Nouveaux matériaux : opportunités et risques à anticiper
Les technologies émergentes (batteries quasi‑solid‑state et solid‑state, sodium‑ion, hydrogène stocké) promettent des gains en densité et en sécurité, notamment une réduction du risque d’incendie lié aux électrolytes organiques liquides, mais elles introduisent aussi de nouveaux modes de défaillance et des inconnues à l’échelle industrielle. La littérature scientifique de 2024‑2026 insiste sur la nécessité d’évaluer les comportements thermiques et l’interaction matériaux/systèmes avant déploiement massif.
Autrement dit, l’innovation matérielle ne supprime pas l’obligation d’évaluer le risque : chaque chimie et chaque format requièrent des protocoles d’essai (UL, normes européennes, essais de propagation thermique) et des adaptations des stratégies de détection et d’extinction. Les acteurs doivent donc exiger des fabricants des données normalisées et des garanties techniques.
Enfin, la filière du recyclage et la responsabilité élargie des producteurs (REP) pour les batteries ont été renforcées : les obligations de collecte, traitement et traçabilité évoluent et impactent les coûts et la conformité opérationnelle des sites stockant ou traitant des batteries. Il est essentiel d’intégrer ces obligations dans la stratégie d’exploitation.
Stratégies opérationnelles pour la résilience et la conformité
Concrètement, les entreprises doivent combiner mesures techniques et gouvernance : réalisation d’une analyse de dangers (AMDEC ou étude P&ID adaptée), mise en place de procédures d’exploitation normalisées, formation spécifique des équipes et exercices conjoints avec les services de secours. Ces mesures réduisent la fréquence et l’impact des incidents et constituent des éléments de preuve en cas de contrôle ou de sinistre.

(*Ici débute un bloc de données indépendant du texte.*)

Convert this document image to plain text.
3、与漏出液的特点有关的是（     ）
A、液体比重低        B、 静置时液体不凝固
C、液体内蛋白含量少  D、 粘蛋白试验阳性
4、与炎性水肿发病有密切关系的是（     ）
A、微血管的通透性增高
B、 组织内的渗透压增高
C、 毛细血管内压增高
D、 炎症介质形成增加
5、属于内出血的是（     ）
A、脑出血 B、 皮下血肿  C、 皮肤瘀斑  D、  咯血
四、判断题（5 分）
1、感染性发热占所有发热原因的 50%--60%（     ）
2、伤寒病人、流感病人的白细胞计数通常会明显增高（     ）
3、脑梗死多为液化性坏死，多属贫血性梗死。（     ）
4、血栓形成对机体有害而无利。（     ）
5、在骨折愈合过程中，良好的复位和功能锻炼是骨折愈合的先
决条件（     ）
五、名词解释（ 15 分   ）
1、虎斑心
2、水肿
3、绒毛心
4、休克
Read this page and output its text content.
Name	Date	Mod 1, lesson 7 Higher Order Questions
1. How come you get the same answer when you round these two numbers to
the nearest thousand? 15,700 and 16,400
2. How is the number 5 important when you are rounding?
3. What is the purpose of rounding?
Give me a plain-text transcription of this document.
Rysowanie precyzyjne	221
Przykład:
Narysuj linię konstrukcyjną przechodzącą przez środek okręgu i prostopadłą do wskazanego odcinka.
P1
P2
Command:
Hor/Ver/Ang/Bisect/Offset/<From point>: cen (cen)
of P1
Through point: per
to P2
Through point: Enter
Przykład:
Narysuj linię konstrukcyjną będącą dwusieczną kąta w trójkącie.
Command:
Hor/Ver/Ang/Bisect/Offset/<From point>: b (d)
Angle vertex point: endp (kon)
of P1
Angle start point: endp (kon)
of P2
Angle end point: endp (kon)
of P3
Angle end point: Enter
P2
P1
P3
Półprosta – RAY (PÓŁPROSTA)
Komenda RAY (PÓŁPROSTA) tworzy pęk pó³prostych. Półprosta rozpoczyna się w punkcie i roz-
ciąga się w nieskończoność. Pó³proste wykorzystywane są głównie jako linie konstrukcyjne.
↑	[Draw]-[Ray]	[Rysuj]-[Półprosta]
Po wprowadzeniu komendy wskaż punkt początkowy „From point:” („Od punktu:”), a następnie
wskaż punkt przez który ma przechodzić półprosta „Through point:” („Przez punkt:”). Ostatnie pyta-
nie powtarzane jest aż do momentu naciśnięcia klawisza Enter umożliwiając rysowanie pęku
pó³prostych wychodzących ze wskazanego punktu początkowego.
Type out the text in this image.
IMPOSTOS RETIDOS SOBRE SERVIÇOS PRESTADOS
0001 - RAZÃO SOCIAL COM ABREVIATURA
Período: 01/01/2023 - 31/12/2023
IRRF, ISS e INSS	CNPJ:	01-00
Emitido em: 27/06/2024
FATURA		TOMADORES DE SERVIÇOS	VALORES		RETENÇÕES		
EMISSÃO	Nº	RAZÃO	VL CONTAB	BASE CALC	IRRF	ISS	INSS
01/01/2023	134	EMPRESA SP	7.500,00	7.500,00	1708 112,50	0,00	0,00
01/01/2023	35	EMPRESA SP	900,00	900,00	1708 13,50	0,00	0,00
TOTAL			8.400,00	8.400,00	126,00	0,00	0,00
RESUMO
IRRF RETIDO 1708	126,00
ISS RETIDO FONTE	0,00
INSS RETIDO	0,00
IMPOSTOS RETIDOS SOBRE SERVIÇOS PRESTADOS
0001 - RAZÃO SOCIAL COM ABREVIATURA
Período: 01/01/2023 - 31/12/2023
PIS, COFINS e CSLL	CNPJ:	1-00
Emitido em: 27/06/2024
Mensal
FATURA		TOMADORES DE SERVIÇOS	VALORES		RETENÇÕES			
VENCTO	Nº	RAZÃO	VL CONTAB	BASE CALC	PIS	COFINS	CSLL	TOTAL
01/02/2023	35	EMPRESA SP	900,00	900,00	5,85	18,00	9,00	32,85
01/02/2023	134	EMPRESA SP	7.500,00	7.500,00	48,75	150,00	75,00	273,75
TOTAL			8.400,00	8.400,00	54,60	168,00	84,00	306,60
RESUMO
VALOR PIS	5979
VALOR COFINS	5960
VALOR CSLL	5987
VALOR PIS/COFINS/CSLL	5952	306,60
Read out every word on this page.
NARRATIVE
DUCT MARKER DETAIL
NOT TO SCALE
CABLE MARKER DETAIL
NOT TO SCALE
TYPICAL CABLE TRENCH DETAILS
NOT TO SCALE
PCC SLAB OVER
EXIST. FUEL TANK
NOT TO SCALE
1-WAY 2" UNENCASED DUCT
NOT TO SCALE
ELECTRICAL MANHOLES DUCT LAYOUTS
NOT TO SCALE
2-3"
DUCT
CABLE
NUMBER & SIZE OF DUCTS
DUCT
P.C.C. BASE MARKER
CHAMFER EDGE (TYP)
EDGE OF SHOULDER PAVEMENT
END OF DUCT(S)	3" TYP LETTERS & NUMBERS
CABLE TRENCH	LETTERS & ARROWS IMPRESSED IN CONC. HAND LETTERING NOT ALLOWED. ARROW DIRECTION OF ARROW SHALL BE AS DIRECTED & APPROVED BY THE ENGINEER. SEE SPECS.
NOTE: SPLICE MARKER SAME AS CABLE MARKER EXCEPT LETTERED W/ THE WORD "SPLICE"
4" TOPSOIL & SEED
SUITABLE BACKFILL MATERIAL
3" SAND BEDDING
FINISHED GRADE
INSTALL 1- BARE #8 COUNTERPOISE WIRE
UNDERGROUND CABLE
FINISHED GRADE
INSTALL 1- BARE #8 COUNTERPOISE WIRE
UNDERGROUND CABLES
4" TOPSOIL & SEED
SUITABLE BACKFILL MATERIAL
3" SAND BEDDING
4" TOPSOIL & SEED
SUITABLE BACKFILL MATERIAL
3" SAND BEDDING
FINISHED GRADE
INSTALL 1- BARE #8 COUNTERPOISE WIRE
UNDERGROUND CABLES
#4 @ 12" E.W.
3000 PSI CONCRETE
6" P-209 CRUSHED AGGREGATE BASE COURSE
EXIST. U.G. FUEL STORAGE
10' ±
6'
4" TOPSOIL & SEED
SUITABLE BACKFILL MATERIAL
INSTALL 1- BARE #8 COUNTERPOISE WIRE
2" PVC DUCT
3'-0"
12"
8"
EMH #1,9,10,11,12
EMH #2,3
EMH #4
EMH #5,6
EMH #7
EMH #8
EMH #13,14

Il est recommandé de définir un plan d’intervention documenté (SOP) et un registre sécurité intégrant la maintenance préventive du BMS, le contrôle périodique des cellules, la gestion des modules dégradés et le suivi des indicateurs (température, courant d’isolement, off‑gas). L’anticipation des moyens de confinement et de traitement des eaux d’extinction fait désormais partie intégrante du dossier d’autorisation.
Sur le plan contractuel et assurantiel, réclamer des attestations techniques, des rapports d’essai UL/EN et des preuves de maintenance continue permet de négocier des garanties adaptées et d’améliorer la position en cas de contentieux. Une posture proactive réduit les chances de mise en cause lourde et facilite la reconstruction d’activité.
La sécurisation des sites de stockage d’énergie exige une approche pluridisciplinaire et actualisée : ingénierie, conformité ICPE, dialogue avec les services d’État, politiques d’assurance et anticipation des évolutions matérielles et normatives. Les retours d’expérience récents (incidents français et internationaux) démontrent que la préparation opérationnelle et la rigueur contractuelle font la différence en responsabilité et en continuité d’exploitation.
Pour prévenir les risques et limiter la responsabilité des entreprises, nous recommandons d’engager sans délai des audits de conformité, d’actualiser les clauses contractuelles et d’intégrer des exigences de preuve technique dans les relations avec constructeurs et exploitants. Notre cabinet accompagne ses clients dans ces démarches, de la due diligence à la gestion du contentieux, pour convertir la conformité en avantage stratégique.